I'll make the same point I've made about urban violence in Philadelphia in the past. Conservatives portray this strictly as a case of personal responsibility, of the perps and the parents who allegedly raised them. Liberals look toward societal causes -- lack of jobs, unequal schools, laws that make it easy to buy guns, etc. For some bizarre reason, this becomes an either/or debate.

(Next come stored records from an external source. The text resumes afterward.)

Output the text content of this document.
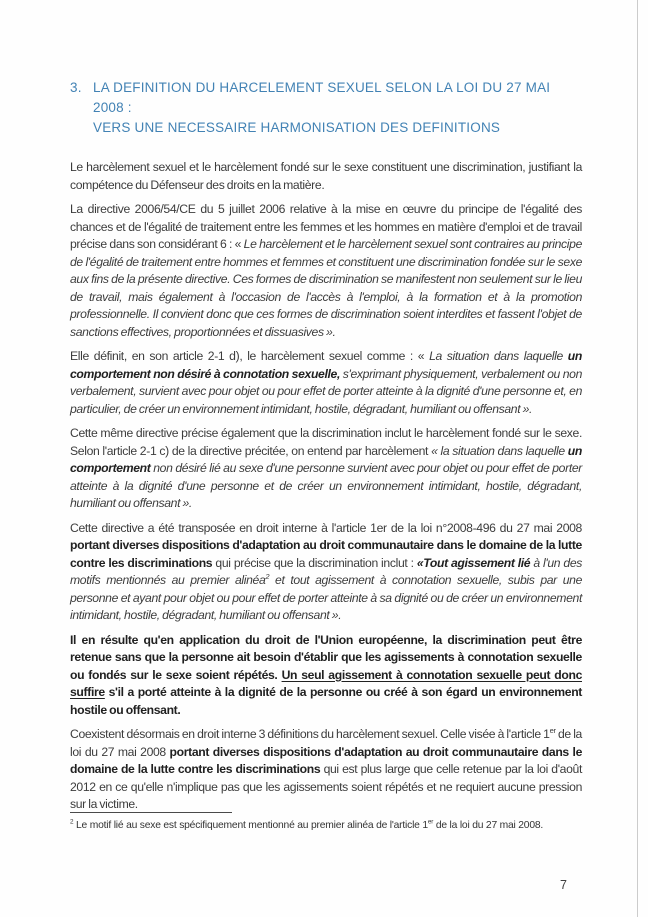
3. LA DEFINITION DU HARCELEMENT SEXUEL SELON LA LOI DU 27 MAI 2008 :
VERS UNE NECESSAIRE HARMONISATION DES DEFINITIONS

Le harcèlement sexuel et le harcèlement fondé sur le sexe constituent une discrimination, justifiant la compétence du Défenseur des droits en la matière.

La directive 2006/54/CE du 5 juillet 2006 relative à la mise en œuvre du principe de l'égalité des chances et de l'égalité de traitement entre les femmes et les hommes en matière d'emploi et de travail précise dans son considérant 6 : « Le harcèlement et le harcèlement sexuel sont contraires au principe de l'égalité de traitement entre hommes et femmes et constituent une discrimination fondée sur le sexe aux fins de la présente directive. Ces formes de discrimination se manifestent non seulement sur le lieu de travail, mais également à l'occasion de l'accès à l'emploi, à la formation et à la promotion professionnelle. Il convient donc que ces formes de discrimination soient interdites et fassent l'objet de sanctions effectives, proportionnées et dissuasives ».

Elle définit, en son article 2-1 d), le harcèlement sexuel comme : « La situation dans laquelle un comportement non désiré à connotation sexuelle, s'exprimant physiquement, verbalement ou non verbalement, survient avec pour objet ou pour effet de porter atteinte à la dignité d'une personne et, en particulier, de créer un environnement intimidant, hostile, dégradant, humiliant ou offensant ».

Cette même directive précise également que la discrimination inclut le harcèlement fondé sur le sexe. Selon l'article 2-1 c) de la directive précitée, on entend par harcèlement « la situation dans laquelle un comportement non désiré lié au sexe d'une personne survient avec pour objet ou pour effet de porter atteinte à la dignité d'une personne et de créer un environnement intimidant, hostile, dégradant, humiliant ou offensant ».

Cette directive a été transposée en droit interne à l'article 1er de la loi n°2008-496 du 27 mai 2008 portant diverses dispositions d'adaptation au droit communautaire dans le domaine de la lutte contre les discriminations qui précise que la discrimination inclut : «Tout agissement lié à l'un des motifs mentionnés au premier alinéa$^2$ et tout agissement à connotation sexuelle, subis par une personne et ayant pour objet ou pour effet de porter atteinte à sa dignité ou de créer un environnement intimidant, hostile, dégradant, humiliant ou offensant ».

Il en résulte qu'en application du droit de l'Union européenne, la discrimination peut être retenue sans que la personne ait besoin d'établir que les agissements à connotation sexuelle ou fondés sur le sexe soient répétés. Un seul agissement à connotation sexuelle peut donc suffire s'il a porté atteinte à la dignité de la personne ou créé à son égard un environnement hostile ou offensant.

Coexistent désormais en droit interne 3 définitions du harcèlement sexuel. Celle visée à l'article 1er de la loi du 27 mai 2008 portant diverses dispositions d'adaptation au droit communautaire dans le domaine de la lutte contre les discriminations qui est plus large que celle retenue par la loi d'août 2012 en ce qu'elle n'implique pas que les agissements soient répétés et ne requiert aucune pression sur la victime.

$^2$ Le motif lié au sexe est spécifiquement mentionné au premier alinéa de l'article 1er de la loi du 27 mai 2008.
7
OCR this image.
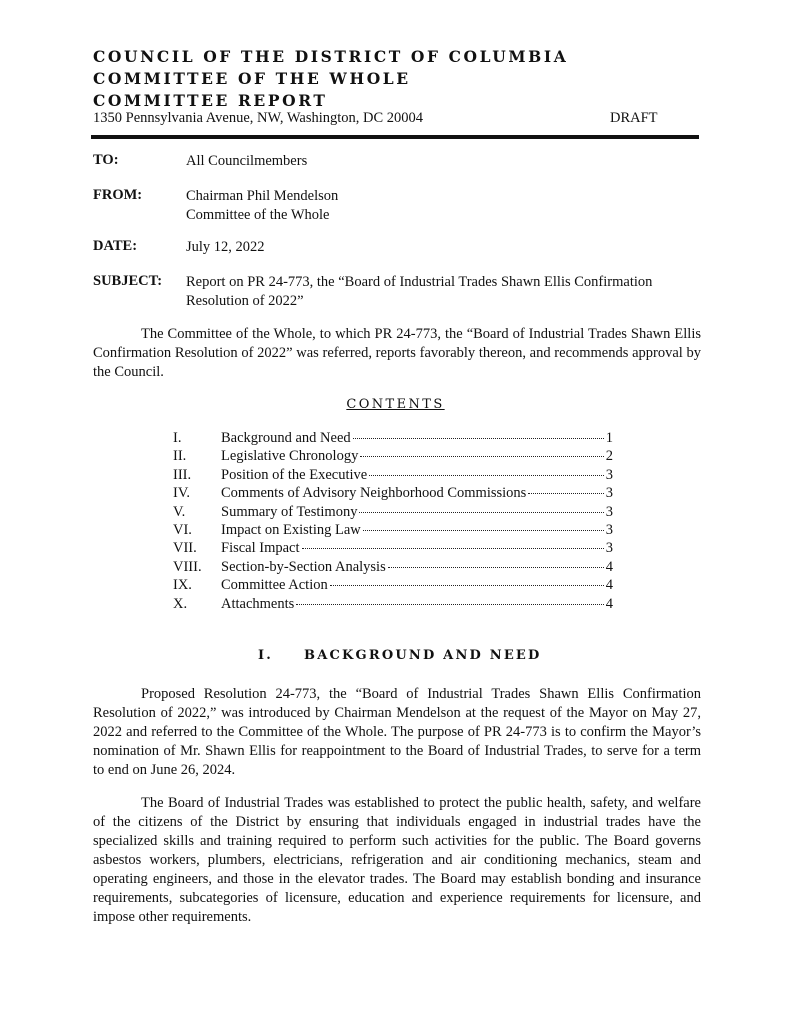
COUNCIL OF THE DISTRICT OF COLUMBIA
COMMITTEE OF THE WHOLE
COMMITTEE REPORT
1350 Pennsylvania Avenue, NW, Washington, DC 20004	DRAFT
TO:	All Councilmembers
FROM:	Chairman Phil Mendelson
Committee of the Whole
DATE:	July 12, 2022
SUBJECT: Report on PR 24-773, the “Board of Industrial Trades Shawn Ellis Confirmation Resolution of 2022”
The Committee of the Whole, to which PR 24-773, the “Board of Industrial Trades Shawn Ellis Confirmation Resolution of 2022” was referred, reports favorably thereon, and recommends approval by the Council.
CONTENTS
I.	Background and Need	1
II.	Legislative Chronology	2
III.	Position of the Executive	3
IV.	Comments of Advisory Neighborhood Commissions	3
V.	Summary of Testimony	3
VI.	Impact on Existing Law	3
VII.	Fiscal Impact	3
VIII.	Section-by-Section Analysis	4
IX.	Committee Action	4
X.	Attachments	4
I. BACKGROUND AND NEED
Proposed Resolution 24-773, the “Board of Industrial Trades Shawn Ellis Confirmation Resolution of 2022,” was introduced by Chairman Mendelson at the request of the Mayor on May 27, 2022 and referred to the Committee of the Whole. The purpose of PR 24-773 is to confirm the Mayor’s nomination of Mr. Shawn Ellis for reappointment to the Board of Industrial Trades, to serve for a term to end on June 26, 2024.
The Board of Industrial Trades was established to protect the public health, safety, and welfare of the citizens of the District by ensuring that individuals engaged in industrial trades have the specialized skills and training required to perform such activities for the public. The Board governs asbestos workers, plumbers, electricians, refrigeration and air conditioning mechanics, steam and operating engineers, and those in the elevator trades. The Board may establish bonding and insurance requirements, subcategories of licensure, education and experience requirements for licensure, and impose other requirements.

But clearly, it's all these things.

Ultimately, people who think it's a good idea to rob and maim innocent people are the ones responsible for their irresponsible and thuggish actions, with -- in the case of the younger perps -- an assist from blase or outright bad parents (like the ones described in this other mob incident, involivng Philly kids in neighboring Upper Darby).

But why is it suddenly worse now? CBS News reported recently that the unemployment rate for kids 16-19 years old is a whopping 24 percent, while as recently as 2000 is was just 13 percent. Aren't you less likely to take part in a mob when you're busy flipping burgers or valet-parking cars in Center City, and why aren't policy makers taking aim at youth unemployment? So school's out, no one has a job but everyone has a cell phone and a Twitter or Facebook account, meaning dozens of bored teenagers can come together in a matter of minutes? That's a recipe for disaster.

It certainly was for Emily Guendelsberger, the fomer DN copy editor. now Philadelphia editor of The Onion's entertainment guide called the AV Club. She's in the hospital with that broken leg (get well soon) and you can follow her tweets about bad hospital breakfasts and morphine here. In fact, you can help Emily get well. You can donate money to pay for her medical care.

Why? Well, it turns out that The Onion/AV Club  hired her as "a contractor," a fancy way of saying they don't provide health insurance. You know...that's the kind of 2011 corporate America bull(bleep) I've counted on The Onion to make fun of, not perpetrate. Their campaign to win a Pulitzer Prize just got a lot less funnier -- shame on them.